Matt Yglesias, Jennifer Palmieri, and the Third Way

People aren't getting some of the key issues in the public smackdown of Matthew Yglesias at Think Progress. It turns out that Yglesias, who is as far left as possible without being formally identified as communist, was smacked down by Jennifer Palmieri, who is the interim chief at the Center for American Progress.



It turns out that Yglesias
wrote a post recently on the Third Way, a centrist Washington Democratic policy shop, in which he offered an ultimately unwelcomed turn of phase. Here's the key quote (in bold italicized text), in the context of the the full paragraph, which most of Yglesias' defenders are leaving out:



Third Way is a neat organization — I used to work across the hall from them. And they do a lot of clever messaging stuff that a lot of candidates find very useful. But their domestic policy agenda is hyper-timid incrementalist bullsh*t. There are a variety of issues that they have nothing whatsoever to say on, and what policy ideas they do have are laughable in comparison to the scale of the problems they allegedly address. Which is fine, because Third Way isn’t really a “public policy think tank” at all, it’s a messaging and political tactics outfit. But Barack Obama’s policy proposals aren’t like that. At all. Nor do personnel on his policy teams — including the more ideologically moderate members — stand for anything that’s remotely as weak a brew as the stuff Third Way puts out. And yet, Third Way loves Barack Obama and says he’s a moderate just like them. Which is great. But everyone needs to see that these things are moving in two directions simultaneously. At the very same time Obama is disappointing progressive supporters on a number of fronts, he’s also bringing moderates on board for things that are way more ambitious than anything they were endorsing two or three years ago [emphasis added].
Well, it turns out the Palmieri didn't like this at all, so she logged into Yglesias' blog at Think Progress to write this:



This is Jennifer Palmieri, acting CEO of the Center for American Progess Action Fund.
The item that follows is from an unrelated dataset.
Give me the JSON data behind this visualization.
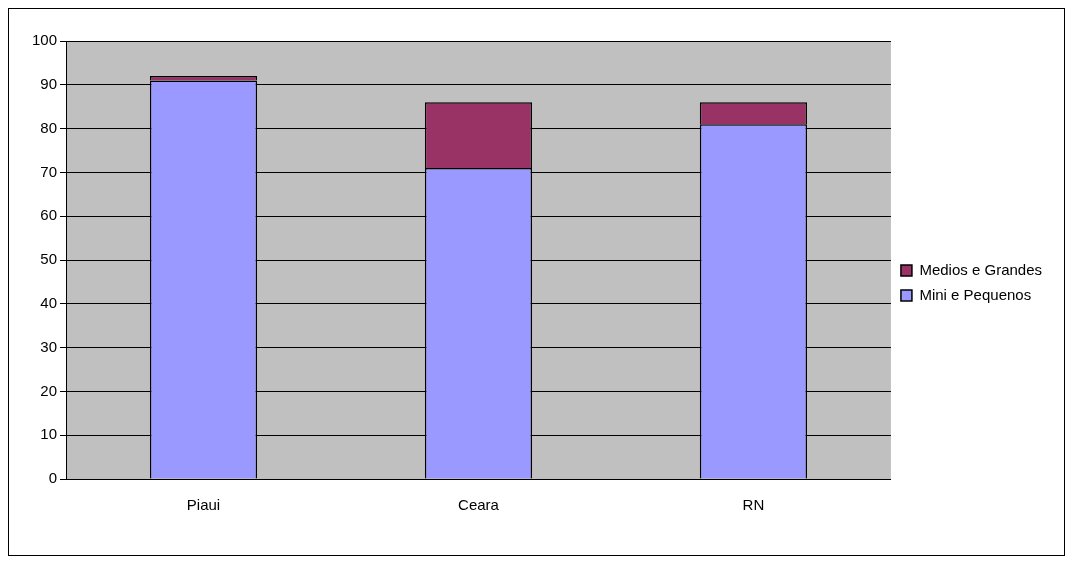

Most readers know that the views expressed on Matt’s blog are his own and don’t always reflect the views of the Center for American Progress Action Fund. Such is the case with regard to Matt’s comments about Third Way. Our institution has partnered with Third Way on a number of important projects - including a homeland security transition project - and have a great deal of respect for their critical thinking and excellent work product. They are key leaders in the progressive movement and we look forward to working with them in the future.
This is a D.C. Democratic-insiders' squabble. The Politico reports that Palmieri might be tapped as an Obama administration assistant secretary of defense for public affairs. So let's break it down:



1) Palmieri's a hack. Who would want to work with her - much less under her - with a demonstrated leadership like that?
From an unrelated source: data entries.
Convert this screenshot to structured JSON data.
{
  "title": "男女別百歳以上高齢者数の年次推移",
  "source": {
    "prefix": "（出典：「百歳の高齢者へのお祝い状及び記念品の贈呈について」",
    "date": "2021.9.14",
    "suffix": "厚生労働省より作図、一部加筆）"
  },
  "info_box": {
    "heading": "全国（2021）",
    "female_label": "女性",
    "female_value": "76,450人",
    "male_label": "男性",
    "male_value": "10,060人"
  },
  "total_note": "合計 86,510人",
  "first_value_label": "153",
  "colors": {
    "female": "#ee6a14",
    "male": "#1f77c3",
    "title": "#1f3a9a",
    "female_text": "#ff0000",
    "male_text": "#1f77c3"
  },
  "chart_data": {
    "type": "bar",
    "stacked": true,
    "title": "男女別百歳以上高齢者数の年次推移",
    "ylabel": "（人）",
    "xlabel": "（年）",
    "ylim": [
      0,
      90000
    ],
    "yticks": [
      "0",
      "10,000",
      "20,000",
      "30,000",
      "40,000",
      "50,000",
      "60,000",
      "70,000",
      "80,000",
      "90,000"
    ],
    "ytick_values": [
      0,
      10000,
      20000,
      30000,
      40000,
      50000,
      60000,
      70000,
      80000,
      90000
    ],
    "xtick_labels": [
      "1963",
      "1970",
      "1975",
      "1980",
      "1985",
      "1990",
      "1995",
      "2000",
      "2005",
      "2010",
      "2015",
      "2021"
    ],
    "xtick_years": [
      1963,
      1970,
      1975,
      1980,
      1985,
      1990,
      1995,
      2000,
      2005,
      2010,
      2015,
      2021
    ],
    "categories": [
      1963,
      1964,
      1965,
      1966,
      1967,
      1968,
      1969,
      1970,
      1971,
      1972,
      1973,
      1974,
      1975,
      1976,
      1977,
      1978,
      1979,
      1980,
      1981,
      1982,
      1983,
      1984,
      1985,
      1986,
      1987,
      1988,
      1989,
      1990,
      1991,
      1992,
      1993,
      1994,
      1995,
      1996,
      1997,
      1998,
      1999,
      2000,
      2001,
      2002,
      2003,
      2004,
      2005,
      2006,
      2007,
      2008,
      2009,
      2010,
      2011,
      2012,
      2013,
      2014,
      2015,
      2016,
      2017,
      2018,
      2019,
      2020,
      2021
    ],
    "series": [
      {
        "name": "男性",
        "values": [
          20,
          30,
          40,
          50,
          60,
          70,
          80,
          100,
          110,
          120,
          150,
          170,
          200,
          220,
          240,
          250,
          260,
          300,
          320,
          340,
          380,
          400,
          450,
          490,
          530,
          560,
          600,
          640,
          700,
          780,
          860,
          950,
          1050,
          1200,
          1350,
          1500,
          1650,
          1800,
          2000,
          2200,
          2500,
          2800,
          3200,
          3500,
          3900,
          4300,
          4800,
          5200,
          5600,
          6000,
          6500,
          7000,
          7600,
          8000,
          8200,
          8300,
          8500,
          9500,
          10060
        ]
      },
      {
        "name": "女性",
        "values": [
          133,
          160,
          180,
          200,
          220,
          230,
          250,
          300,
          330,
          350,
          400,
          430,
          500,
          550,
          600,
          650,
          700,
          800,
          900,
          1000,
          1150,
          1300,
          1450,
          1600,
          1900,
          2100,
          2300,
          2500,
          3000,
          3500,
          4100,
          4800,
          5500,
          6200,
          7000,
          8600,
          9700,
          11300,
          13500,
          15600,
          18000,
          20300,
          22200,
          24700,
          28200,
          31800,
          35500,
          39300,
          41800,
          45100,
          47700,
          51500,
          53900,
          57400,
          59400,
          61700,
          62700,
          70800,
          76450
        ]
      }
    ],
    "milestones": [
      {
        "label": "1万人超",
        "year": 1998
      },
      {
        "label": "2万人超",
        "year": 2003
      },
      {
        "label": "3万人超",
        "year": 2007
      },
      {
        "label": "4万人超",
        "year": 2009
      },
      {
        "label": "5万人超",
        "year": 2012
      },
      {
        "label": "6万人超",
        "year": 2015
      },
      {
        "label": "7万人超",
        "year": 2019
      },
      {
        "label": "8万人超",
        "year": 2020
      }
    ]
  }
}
2) Palmieri's even more of a hack if she doesn't realize that Yglesias' views above are entirely representative of the organization she currently heads. Maybe she doesn't actually read Think Progress, one of the most disastrous "progressive" blogging outfits on the web. Or if she does, she's down with the filth and spew eminating there, and she only makes a stink of things when her hat's in the ring at the Pentagon. Either way, once again, she's not a very good manager, and the country certainly doesn't need that kind of waffling, self-serving "expertise" on defense policy, unless such abject caving to political pressure is the style of policy leadership and diplomacy expected at Obama's Defense Department.
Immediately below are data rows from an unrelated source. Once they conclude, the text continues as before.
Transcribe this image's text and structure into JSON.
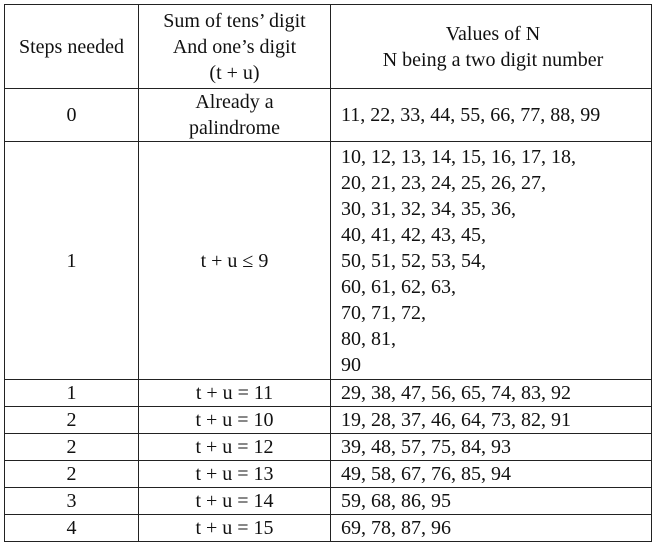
{
  "table": {
    "header": [
      [
        "Steps needed"
      ],
      [
        "Sum of tens’ digit",
        "And one’s digit",
        "(t + u)"
      ],
      [
        "Values of N",
        "N being a two digit number"
      ]
    ],
    "rows": [
      [
        [
          "0"
        ],
        [
          "Already a",
          "palindrome"
        ],
        [
          "11, 22, 33, 44, 55, 66, 77, 88, 99"
        ]
      ],
      [
        [
          "1"
        ],
        [
          "t + u ≤ 9"
        ],
        [
          "10, 12, 13, 14, 15, 16, 17, 18,",
          "20, 21, 23, 24, 25, 26, 27,",
          "30, 31, 32, 34, 35, 36,",
          "40, 41, 42, 43, 45,",
          "50, 51, 52, 53, 54,",
          "60, 61, 62, 63,",
          "70, 71, 72,",
          "80, 81,",
          "90"
        ]
      ],
      [
        [
          "1"
        ],
        [
          "t + u = 11"
        ],
        [
          "29, 38, 47, 56, 65, 74, 83, 92"
        ]
      ],
      [
        [
          "2"
        ],
        [
          "t + u = 10"
        ],
        [
          "19, 28, 37, 46, 64, 73, 82, 91"
        ]
      ],
      [
        [
          "2"
        ],
        [
          "t + u = 12"
        ],
        [
          "39, 48, 57, 75, 84, 93"
        ]
      ],
      [
        [
          "2"
        ],
        [
          "t + u = 13"
        ],
        [
          "49, 58, 67, 76, 85, 94"
        ]
      ],
      [
        [
          "3"
        ],
        [
          "t + u = 14"
        ],
        [
          "59, 68, 86, 95"
        ]
      ],
      [
        [
          "4"
        ],
        [
          "t + u = 15"
        ],
        [
          "69, 78, 87, 96"
        ]
      ]
    ]
  }
}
3) Take a look at Yglesias' post, in any case: If Third Way's positions resemble the practical meaning of the term (Britain's Tony Blair, President Bush's greatest ally on the Iraq war, was a well-known leading advocate of "third way" ideological centrism), he's either living in an isolated pocket of the hard-left blogosphere, or he's truly lost his mind. Sure, the netroots left can raise a big stink on many issues, and these folks get a lot of media coverage for all their blustery talk and self-exaltation. But they are not mainstream. Hillary Clinton dissed them, Joseph Lieberman dissed them, and Barack Obama's now repudiating them (think Rick Warren). This is smart politics (or, on Warren, brilliant Machiavellianism, but that's an aside). Talking "bullsh*t" on one of D.C.'s insider think tanks is hardly the worst offense one might find coming out of the fever swamps of the online Democratic Party base. The considerable outrage among the commenters at Yglesias' post, and well as the support Yglesias is getting from fellow bloggers, only confirms that deep split between the activist base of the party and the top operatives who will have to actually govern.



Remember the debate about a "center-right nation? Stuff like this demonstrates it better than ever. It's actually funny, however, that both Yglesias' original post and then Palmieri's subsequent smackdown reveal that no one involved in this debate's got a shred of class.